EDIT: Reread it some hours later and found my error. I figured I was doing something wrong. I was applying operations out of order when calculating the conditional probability. It is 1/2 in each case. I'll leave the commentary untouched.
I think the answer is Yes, or at least I'm not entirely convinced the answer is no.
I will provide an example below, but I don't find it very convincing since I just ad-hoc approached it, and don't have a nice "overarching" principle to take away from this. Basically, consider this more as a comment to get discussion going, than a full fledged answer.
The other answers show that the expectation value of measuring the system to be in a particular state is the same. Basically the density matrix of the ensemble is the same, but the density matrix of the first machine only has two possible outputs while the second has an infinite number. Focusing immediately on the ensemble average seems to be throwing away any possibility we have of distinguishing them.
Here's an attempt at distinguishing them:
Machine 1 possible output, only pure states
$|0\rangle$
$|1\rangle$
Machine 2 possible output, any state
$\frac{1}{\sqrt{2}}(|0\rangle + p |1\rangle)$
where $p = e^{i\theta}$ with $0 \le \theta < 2\pi$
Now take some other qubit B (it doesn't matter here physically what it is) of prepared state $\frac{1}{\sqrt{2}}(|0\rangle+|1\rangle)$ to get the product states:
machine 1
$\frac{1}{\sqrt{2}}(|0\rangle+|1\rangle)|0\rangle = \frac{1}{\sqrt{2}}(|00\rangle +|10\rangle)$
$\frac{1}{\sqrt{2}}(|0\rangle+|1\rangle)|1\rangle = \frac{1}{\sqrt{2}}(|01\rangle +|11\rangle)$
machine 2
$\frac{1}{2}(|0\rangle+|1\rangle)(|0\rangle + p |1\rangle) = \frac{1}{2}(|00\rangle+p|01\rangle + |10\rangle + p |11\rangle)$
Now let's introduce an interaction which can cause some interference:
$|00\rangle \rightarrow |00\rangle$
$|01\rangle \rightarrow \frac{1}{\sqrt{2}}(|01\rangle + |10\rangle)$
$|10\rangle \rightarrow \frac{1}{\sqrt{2}}(|01\rangle - |10\rangle)$
$|11\rangle \rightarrow |11\rangle$
now we have
machine 1
$\frac{1}{\sqrt{2}}(|00\rangle +|10\rangle) \rightarrow \frac{1}{\sqrt{2}}|00\rangle + \frac{1}{2}(|01\rangle-|10\rangle)$
$\frac{1}{\sqrt{2}}(|01\rangle +|11\rangle) \rightarrow \frac{1}{\sqrt{2}}|11\rangle + \frac{1}{2}(|01\rangle+|10\rangle)$
machine 2
$\frac{1}{2}(|00\rangle+p|01\rangle + |10\rangle + p |11\rangle) \rightarrow \frac{1}{2}(|00\rangle + p\frac{1}{\sqrt{2}}(|01\rangle+|10\rangle) + \frac{1}{\sqrt{2}}(|01\rangle-|10\rangle) + p |11\rangle)$
$ \ \ \ = \frac{1}{2}(|00\rangle + (p+1)\frac{1}{\sqrt{2}}|01\rangle+(p-1)\frac{1}{\sqrt{2}}|10\rangle + p |11\rangle)$
Now let's do two measurements. First measure the state of B to be 0 or 1, then measure the sate of the atom to be 0 or 1.

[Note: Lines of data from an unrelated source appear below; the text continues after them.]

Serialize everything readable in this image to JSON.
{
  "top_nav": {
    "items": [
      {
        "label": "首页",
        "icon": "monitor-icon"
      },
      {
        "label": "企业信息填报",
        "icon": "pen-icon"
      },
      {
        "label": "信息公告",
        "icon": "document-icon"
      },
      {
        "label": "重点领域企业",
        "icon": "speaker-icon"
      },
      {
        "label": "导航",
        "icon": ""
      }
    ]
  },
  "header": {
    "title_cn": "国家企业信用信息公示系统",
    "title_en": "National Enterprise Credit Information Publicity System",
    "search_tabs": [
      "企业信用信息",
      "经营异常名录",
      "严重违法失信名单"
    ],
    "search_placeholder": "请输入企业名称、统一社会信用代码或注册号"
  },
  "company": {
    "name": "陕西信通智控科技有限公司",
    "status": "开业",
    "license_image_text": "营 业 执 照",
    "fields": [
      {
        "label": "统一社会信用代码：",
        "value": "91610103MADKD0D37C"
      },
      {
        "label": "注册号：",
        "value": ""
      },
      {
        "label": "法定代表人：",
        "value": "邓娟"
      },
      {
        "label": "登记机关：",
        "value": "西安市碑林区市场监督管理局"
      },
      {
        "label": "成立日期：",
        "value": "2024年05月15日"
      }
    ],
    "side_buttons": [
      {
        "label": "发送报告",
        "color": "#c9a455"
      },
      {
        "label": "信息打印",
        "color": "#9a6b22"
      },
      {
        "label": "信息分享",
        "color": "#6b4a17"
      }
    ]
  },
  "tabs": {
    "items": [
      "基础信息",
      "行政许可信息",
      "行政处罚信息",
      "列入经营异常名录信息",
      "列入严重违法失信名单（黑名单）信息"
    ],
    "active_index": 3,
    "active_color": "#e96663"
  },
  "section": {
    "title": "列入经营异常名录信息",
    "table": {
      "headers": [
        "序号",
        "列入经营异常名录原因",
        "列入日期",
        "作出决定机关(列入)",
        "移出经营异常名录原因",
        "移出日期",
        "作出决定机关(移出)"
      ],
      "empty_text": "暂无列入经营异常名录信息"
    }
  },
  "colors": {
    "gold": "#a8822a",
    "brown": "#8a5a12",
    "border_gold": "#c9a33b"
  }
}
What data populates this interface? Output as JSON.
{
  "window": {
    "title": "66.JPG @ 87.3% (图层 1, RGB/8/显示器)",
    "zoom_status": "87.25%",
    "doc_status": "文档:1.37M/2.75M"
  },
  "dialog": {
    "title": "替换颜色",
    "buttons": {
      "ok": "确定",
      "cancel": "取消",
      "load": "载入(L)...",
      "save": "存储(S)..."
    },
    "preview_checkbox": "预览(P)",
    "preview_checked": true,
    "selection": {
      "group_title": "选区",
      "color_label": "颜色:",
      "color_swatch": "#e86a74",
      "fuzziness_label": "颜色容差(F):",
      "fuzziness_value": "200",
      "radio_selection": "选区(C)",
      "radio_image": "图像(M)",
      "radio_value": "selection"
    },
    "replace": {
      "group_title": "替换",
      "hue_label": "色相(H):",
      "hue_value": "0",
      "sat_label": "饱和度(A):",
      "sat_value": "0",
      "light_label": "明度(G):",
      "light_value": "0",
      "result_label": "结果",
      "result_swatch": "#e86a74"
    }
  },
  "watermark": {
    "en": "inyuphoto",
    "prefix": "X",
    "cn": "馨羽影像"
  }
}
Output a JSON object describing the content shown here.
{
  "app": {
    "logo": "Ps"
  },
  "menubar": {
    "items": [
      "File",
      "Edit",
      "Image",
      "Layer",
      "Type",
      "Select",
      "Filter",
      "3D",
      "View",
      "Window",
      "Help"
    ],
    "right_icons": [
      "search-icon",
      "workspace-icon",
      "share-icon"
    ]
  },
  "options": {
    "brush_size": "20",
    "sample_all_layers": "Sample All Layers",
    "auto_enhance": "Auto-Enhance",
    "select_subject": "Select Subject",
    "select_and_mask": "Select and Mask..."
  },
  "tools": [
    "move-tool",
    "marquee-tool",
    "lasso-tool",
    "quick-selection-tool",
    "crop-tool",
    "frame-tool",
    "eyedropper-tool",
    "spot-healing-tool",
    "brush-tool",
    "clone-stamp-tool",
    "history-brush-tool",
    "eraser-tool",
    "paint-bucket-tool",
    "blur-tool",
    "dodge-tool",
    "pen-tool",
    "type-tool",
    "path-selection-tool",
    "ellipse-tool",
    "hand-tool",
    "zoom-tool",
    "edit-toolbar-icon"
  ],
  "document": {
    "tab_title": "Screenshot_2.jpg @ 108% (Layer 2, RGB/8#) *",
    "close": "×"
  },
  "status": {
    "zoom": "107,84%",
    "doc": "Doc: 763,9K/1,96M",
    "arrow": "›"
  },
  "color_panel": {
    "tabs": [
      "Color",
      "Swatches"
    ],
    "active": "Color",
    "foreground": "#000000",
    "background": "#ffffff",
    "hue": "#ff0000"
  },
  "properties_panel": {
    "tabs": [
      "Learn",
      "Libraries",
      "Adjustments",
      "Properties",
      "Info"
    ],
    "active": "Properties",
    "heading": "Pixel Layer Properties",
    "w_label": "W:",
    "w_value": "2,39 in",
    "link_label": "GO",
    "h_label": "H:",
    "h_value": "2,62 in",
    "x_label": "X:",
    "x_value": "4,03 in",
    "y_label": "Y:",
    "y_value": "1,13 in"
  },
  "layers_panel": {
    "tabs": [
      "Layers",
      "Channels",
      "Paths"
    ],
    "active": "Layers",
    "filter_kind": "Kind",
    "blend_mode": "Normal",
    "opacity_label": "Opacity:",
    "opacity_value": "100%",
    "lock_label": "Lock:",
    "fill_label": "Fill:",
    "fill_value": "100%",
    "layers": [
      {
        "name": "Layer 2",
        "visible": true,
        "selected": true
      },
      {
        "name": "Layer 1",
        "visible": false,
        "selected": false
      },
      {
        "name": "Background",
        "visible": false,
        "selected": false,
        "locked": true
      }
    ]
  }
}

Conditional probability on the ensemble:
Given that we find B in state 1, what is the probability of finding the atom in state 0?
machine 1
(1/2) x 1 + (1/2) x (1/3) = 4/6
machine 2
$\frac{\frac{1}{2}(p-1)^2}{\frac{1}{2}(p-1)^2 + p^2} = \frac{\frac{1}{2}(2 - 2\cos\theta)}{\frac{1}{2}(2 - 2\cos\theta) + 1} = \frac{1 - \cos\theta}{2 - \cos\theta}$
Now averaging over $\theta$
$\mathrm{Prob} = \frac{1}{2\pi}\int_0^{2\pi}\frac{1 - \cos\theta}{2 - \cos\theta} d\theta = 1 - \frac{1}{\sqrt{3}}$
Now, it is quite possible I've made a mistake here. But my main point is that the other answers seem to be throwing away the useful information to obtain solely an average of the initial output states. As the answers stand now, they do not mathematically convince me that we can never obtain an effect by adding interactions and multiple measurements with conditional probability or maybe 'weak' measurements, since individually the states have much different density matrices. Hopefully I didn't make a mistake above, but even if I did, I'd still very much like to hear more in the other answers beyond what is currently written. This is a fascinating question, so I'm quite interested in discussing this further.